I've written small cards, cards on special occasions, poetry and a letter or two and I used to hand out chocolates on significant days. This was, however, a first relationship between ages 16-17.
I've been told specifically that I speak in metaphors and that when I believe in something, I mask it as a generalization.
"Well I think for some..." or "For others, I think...", etc. and I'll share my own conviction.
Perhaps it is hiding. However, no one can truly own another's essence, so I know that just through language, interpretation, something essential is lost. I do not have to hide for this to be true.
Unfortunately, it's either you understand or you don't.

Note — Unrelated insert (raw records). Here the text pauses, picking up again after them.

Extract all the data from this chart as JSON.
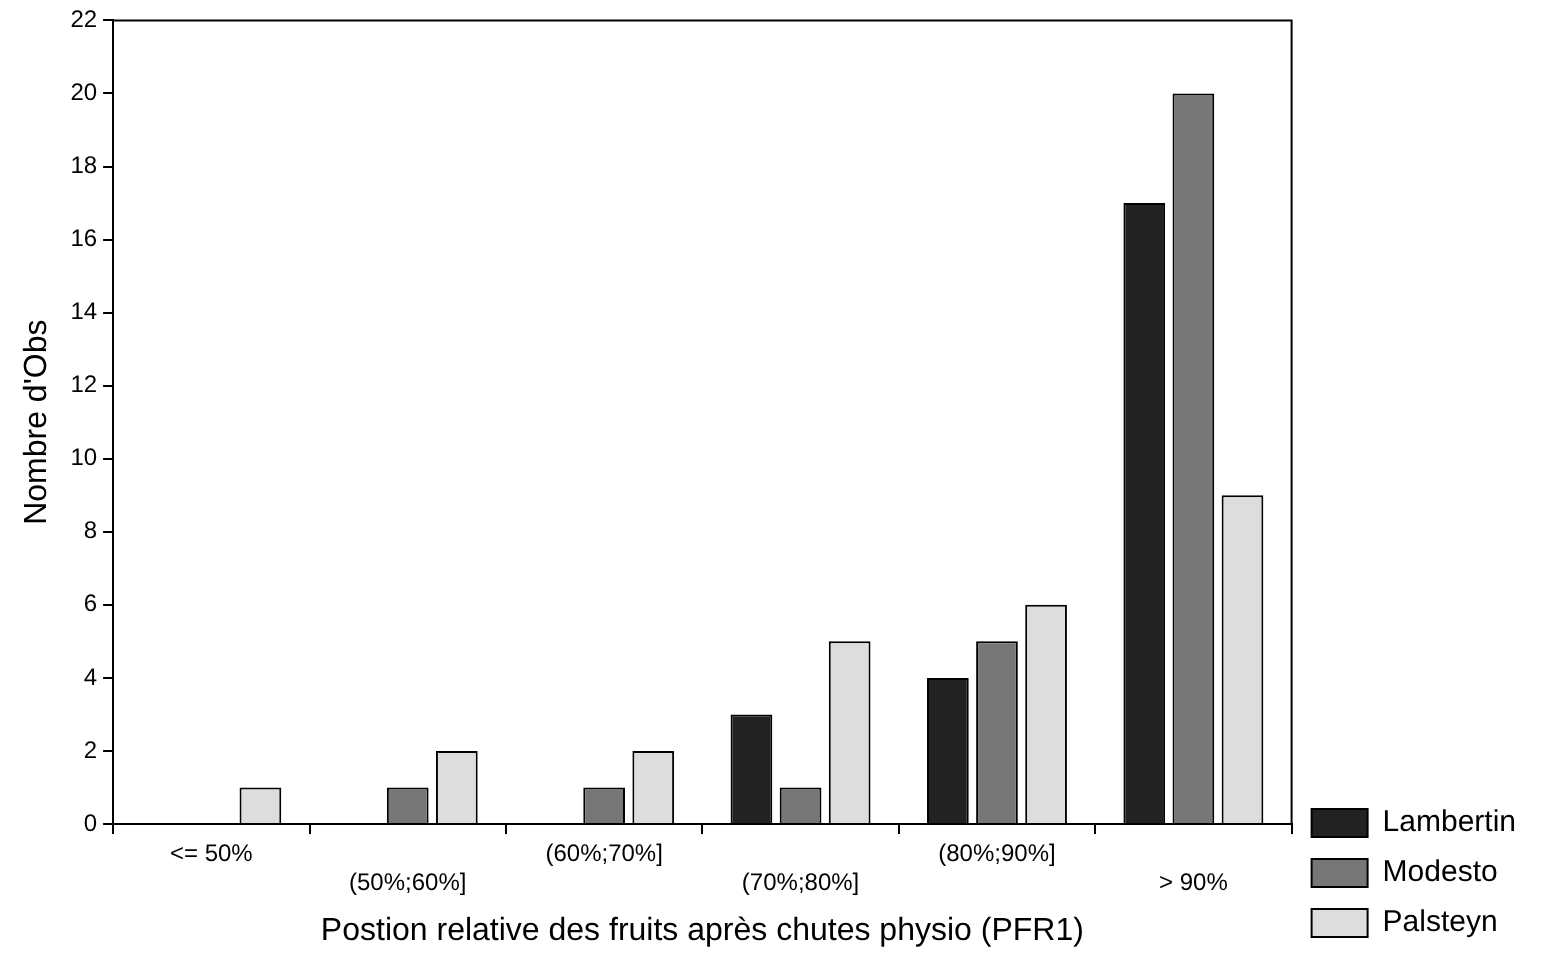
{
  "chart_data": {
    "type": "bar",
    "xlabel": "Postion relative des fruits après chutes physio (PFR1)",
    "ylabel": "Nombre d'Obs",
    "categories": [
      "<= 50%",
      "(50%;60%]",
      "(60%;70%]",
      "(70%;80%]",
      "(80%;90%]",
      "> 90%"
    ],
    "series": [
      {
        "name": "Lambertin",
        "color": "#222222",
        "values": [
          0,
          0,
          0,
          3,
          4,
          17
        ]
      },
      {
        "name": "Modesto",
        "color": "#777777",
        "values": [
          0,
          1,
          1,
          1,
          5,
          20
        ]
      },
      {
        "name": "Palsteyn",
        "color": "#dddddd",
        "values": [
          1,
          2,
          2,
          5,
          6,
          9
        ]
      }
    ],
    "ylim": [
      0,
      22
    ],
    "yticks": [
      0,
      2,
      4,
      6,
      8,
      10,
      12,
      14,
      16,
      18,
      20,
      22
    ],
    "grid": false,
    "legend": "bottom right"
  }
}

If you don't, it comes down to belief.
Is an intuitive overzealous or highly protective of their inner structure? I am. Can it be a huge risk to allow someone a glimpse, to allow them even the slightest influence for fear of a shift or significant change? Yes, it is. Because if something is misplaced or inadvertently skewered within by someone else, you blame yourself for not having been strong enough to keep them out. A question: What is strength when inactive? Untested, unproven potential. What connection is absolutely without risk?
None. A connection is just that: Openness. A challenge.
Whatever may come from that, I assure you, you are strong enough.
Share what you can and all else, enjoy it. In the end, being in love is just as much an internal journey, an exploration of yourself as it is about what is shared.